La PNH a également rappelé que le prévenu est le numéro un de l’organisation criminelle dénommée “400 Mawozo”. Ce gang est impliqué dans plusieurs actes criminels, dont de nombres assassinats, des enlèvements, des vols de véhicules, de nombreuses destructions de biens privés, et des incendies de maisons où des personnes vivantes s'y trouvaient, etc. Cette bande armée avait notamment enlevé 17 missionnaires américains, des religieux français et haïtiens et récemment un attaché agricole de l’ambassade de la République dominicaine en Haïti.

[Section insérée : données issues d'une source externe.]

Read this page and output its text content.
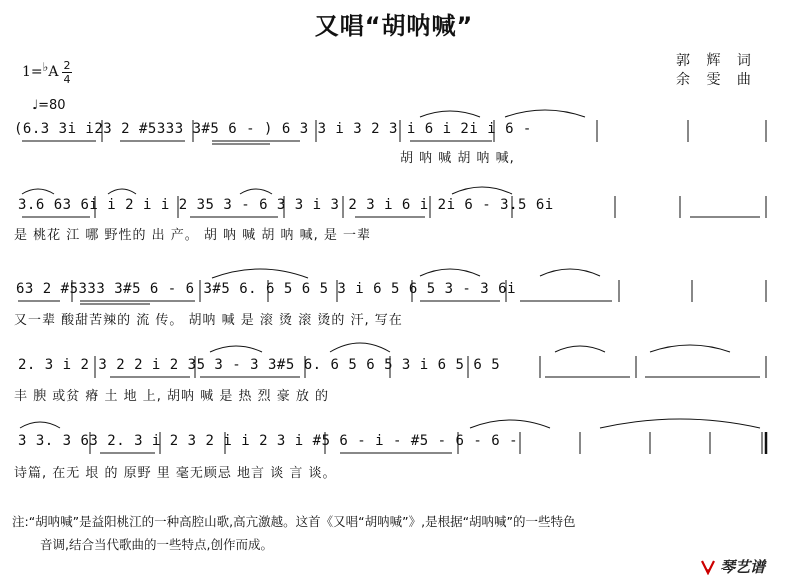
又唱“胡呐喊”
郭 辉 词
余 雯 曲
1=♭A 2
4
♩=80
(6.3 3i i23 2 #5333 3#5 6 - ) 6 3 3 i 3 2 3 i 6 i 2i i 6 -
胡 呐 喊 胡 呐 喊,
3.6 63 6i i 2 i i 2 35 3 - 6 3 3 i 3 2 3 i 6 i 2i 6 - 3.5 6i
是 桃花 江 哪 野性的 出 产。 胡 呐 喊 胡 呐 喊, 是 一辈
63 2 #5333 3#5 6 - 6 3#5 6. 6 5 6 5 3 i 6 5 6 5 3 - 3 6i
又一辈 酸甜苦辣的 流 传。 胡呐 喊 是 滚 烫 滚 烫的 汗, 写在
2. 3 i 2 3 2 2 i 2 35 3 - 3 3#5 6. 6 5 6 5 3 i 6 5 6 5
丰 腴 或贫 瘠 土 地 上, 胡呐 喊 是 热 烈 豪 放 的
3 3. 3 63 2. 3 i 2 3 2 i i 2 3 i #5 6 - i - #5 - 6 - 6 -
诗篇, 在无 垠 的 原野 里 毫无顾忌 地言 谈 言 谈。
注:“胡呐喊”是益阳桃江的一种高腔山歌,高亢激越。这首《又唱“胡呐喊”》,是根据“胡呐喊”的一些特色
音调,结合当代歌曲的一些特点,创作而成。
琴艺谱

Ce dernier a été libéré aujourd'hui mercredi 4 avril 2022.
Selon les informations de la police haïtiennes, le chef de gang était détenu à la prison civile de Port-au-Prince d'où il continuait de diriger le gang 400 Mawozo à l'aide de son téléphone portable et aurait même tenté de négocier la libération d'otages et dans une moindre mesure sa propre liberté.
Selon ces mêmes sources Germine Joly gardait une grande partie de l'argent des rançons collectées pour acheter des armes et corrompre des policiers et des avocats.

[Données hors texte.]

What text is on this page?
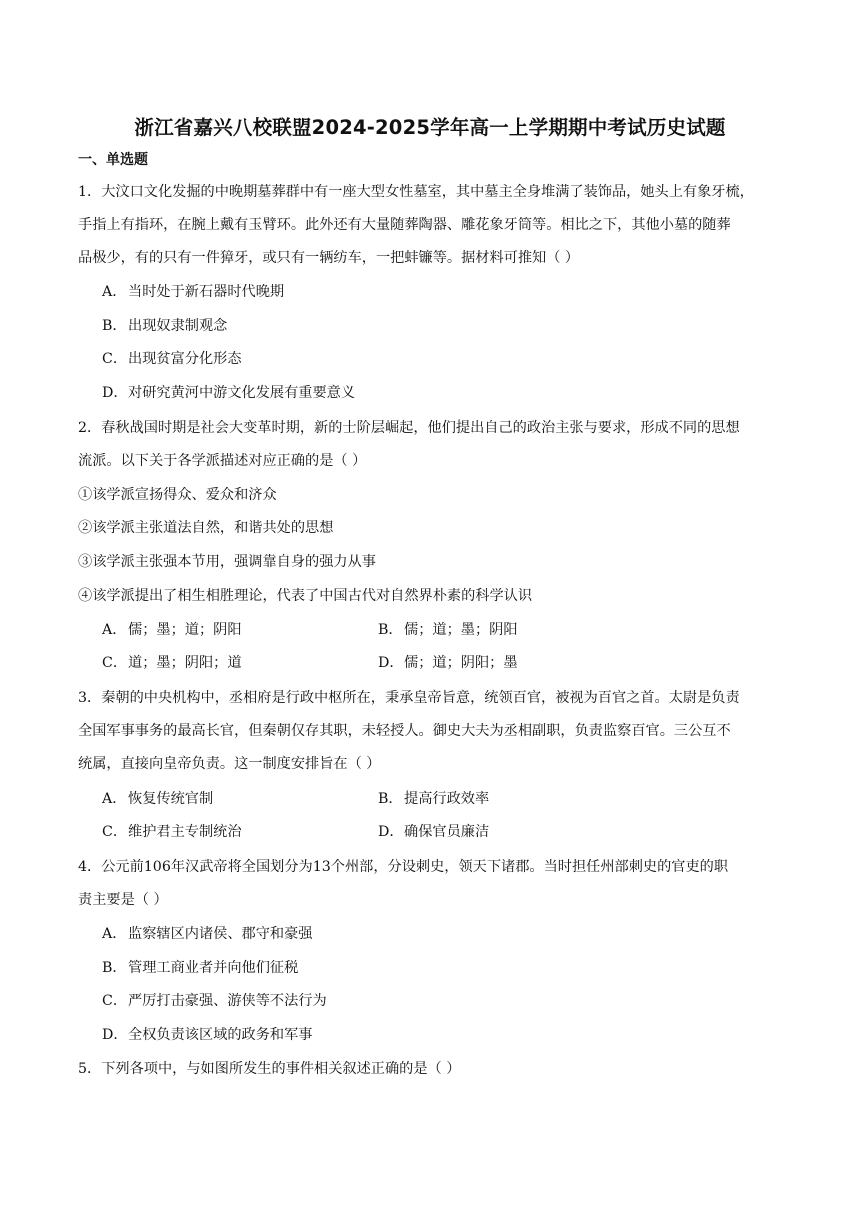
浙江省嘉兴八校联盟2024-2025学年高一上学期期中考试历史试题
一、单选题
1．大汶口文化发掘的中晚期墓葬群中有一座大型女性墓室，其中墓主全身堆满了装饰品，她头上有象牙梳，
手指上有指环，在腕上戴有玉臂环。此外还有大量随葬陶器、雕花象牙筒等。相比之下，其他小墓的随葬
品极少，有的只有一件獐牙，或只有一辆纺车，一把蚌镰等。据材料可推知（ ）
A． 当时处于新石器时代晚期
B．出现奴隶制观念
C．出现贫富分化形态
D．对研究黄河中游文化发展有重要意义
2．春秋战国时期是社会大变革时期，新的士阶层崛起，他们提出自己的政治主张与要求，形成不同的思想
流派。以下关于各学派描述对应正确的是（ ）
①该学派宣扬得众、爱众和济众
②该学派主张道法自然，和谐共处的思想
③该学派主张强本节用，强调靠自身的强力从事
④该学派提出了相生相胜理论，代表了中国古代对自然界朴素的科学认识
A． 儒；墨；道；阴阳	B．儒；道；墨；阴阳
C．道；墨；阴阳；道	D．儒；道；阴阳；墨
3．秦朝的中央机构中，丞相府是行政中枢所在，秉承皇帝旨意，统领百官，被视为百官之首。太尉是负责
全国军事事务的最高长官，但秦朝仅存其职，未轻授人。御史大夫为丞相副职，负责监察百官。三公互不
统属，直接向皇帝负责。这一制度安排旨在（ ）
A． 恢复传统官制	B．提高行政效率
C．维护君主专制统治	D．确保官员廉洁
4．公元前106年汉武帝将全国划分为13个州部，分设刺史，领天下诸郡。当时担任州部刺史的官吏的职
责主要是（ ）
A． 监察辖区内诸侯、郡守和豪强
B．管理工商业者并向他们征税
C．严厉打击豪强、游侠等不法行为
D．全权负责该区域的政务和军事
5．下列各项中，与如图所发生的事件相关叙述正确的是（ ）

Dans la même plainte déposée par le gouvernement des Etats-Unis, un autre individu est cité, mais sans le nommer. Il est décrit comme servant de leader et apparaissant sur "des vidéos postées sur les médias sociaux, il a indiqué son nom et s'est déclaré comme le leader de 400 Mawozo". Cet individu serait "Lanmò Sanjou" n°2 et lui aussi fondateur du 400 Mawozo qui aurait été appréhendé également par la PNH ce mercredi 4 avril 2022.
Selon les rumeurs l'extradition du chef de gang serait liée, à l'actuel guerre de territoire que se livrent les 400 Mawozo et leur rival " Chen Mechan " mais aussi à un possible projet d'évasion de l'accusé. Selon le Miami Herald " Pendant des semaines, des rumeurs ont circulé sur un projet d'évasion de prison impliquant le pénitencier national, et l'on craignait que Joly ne connaisse le même sort qu'Arnel Joseph, un autre chef de gang notoire que le FBI avait pris pour cible. Arnel Joseph a été abattu par la police en février dernier alors qu'il circulait à moto dans la ville de L'Estère après une évasion meurtrière de la prison civile de Croix-des-Bouquets. "

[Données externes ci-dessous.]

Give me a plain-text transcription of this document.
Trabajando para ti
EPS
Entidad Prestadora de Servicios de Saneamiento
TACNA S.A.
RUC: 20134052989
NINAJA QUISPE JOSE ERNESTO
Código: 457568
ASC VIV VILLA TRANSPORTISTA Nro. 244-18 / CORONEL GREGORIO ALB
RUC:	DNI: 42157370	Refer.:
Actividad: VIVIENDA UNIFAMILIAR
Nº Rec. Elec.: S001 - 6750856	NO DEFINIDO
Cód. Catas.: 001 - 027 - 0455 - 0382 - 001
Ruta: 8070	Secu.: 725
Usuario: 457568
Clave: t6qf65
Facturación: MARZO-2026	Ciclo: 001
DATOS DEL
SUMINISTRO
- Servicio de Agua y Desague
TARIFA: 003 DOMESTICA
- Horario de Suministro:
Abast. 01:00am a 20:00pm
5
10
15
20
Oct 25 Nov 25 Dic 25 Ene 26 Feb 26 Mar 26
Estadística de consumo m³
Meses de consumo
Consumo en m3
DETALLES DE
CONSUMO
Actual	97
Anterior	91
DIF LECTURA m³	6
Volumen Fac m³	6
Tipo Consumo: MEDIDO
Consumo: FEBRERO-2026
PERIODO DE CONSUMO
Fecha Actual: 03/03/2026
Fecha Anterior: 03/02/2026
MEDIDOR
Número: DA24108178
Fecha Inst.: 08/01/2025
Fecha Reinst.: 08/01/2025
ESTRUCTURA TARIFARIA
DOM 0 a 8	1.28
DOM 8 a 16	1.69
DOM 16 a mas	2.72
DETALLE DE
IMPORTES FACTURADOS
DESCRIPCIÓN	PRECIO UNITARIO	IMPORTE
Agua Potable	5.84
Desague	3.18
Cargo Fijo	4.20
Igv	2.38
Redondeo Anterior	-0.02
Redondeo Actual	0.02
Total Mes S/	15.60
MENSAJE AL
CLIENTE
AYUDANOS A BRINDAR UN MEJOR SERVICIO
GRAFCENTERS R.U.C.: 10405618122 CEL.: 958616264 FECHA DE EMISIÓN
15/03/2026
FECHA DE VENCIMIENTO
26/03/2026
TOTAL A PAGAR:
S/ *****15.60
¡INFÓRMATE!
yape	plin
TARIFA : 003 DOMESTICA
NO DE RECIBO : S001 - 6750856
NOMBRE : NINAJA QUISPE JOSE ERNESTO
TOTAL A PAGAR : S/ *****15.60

Vidéo de l'arrestation de " Germine Joly aka " Yonyon "
Des opérations coup de poing de la police mais la violence continue :

Depuis son arrivée à la tête de la PNH, en Octobre 2021 suite à la révocation ( démisssion forcée ) de l'ancien directeur général de la Police Nationale Haïtienne. Frantz Elbé qui a été notamment Coordonateur général de la sécurité du Palais National en 2016. Elbé, diplomé de l’Académmie de Police et fait des études de gestion et a participé à une formation au College Interaméricain de Défense, a multiplié les actions coup de poings contre les bandes armées.
En avril 2022, le nouveau directeur général par intérim de la Police Nationale d’Haïti, a lancé l’opération "dénicher bandits et kidnappeurs". Renforcé par un apport de 12 millions de dollars, un don des États-Unis, Frantz Elbe annonce son intention de multiplier les interventions pour traquer les criminels.
Mais malgré les efforts fournis par les forces de l'ordre haïtiennes et l'armée, le chaos continue en Haïti et les morts se comptent par dizaine chaque jour.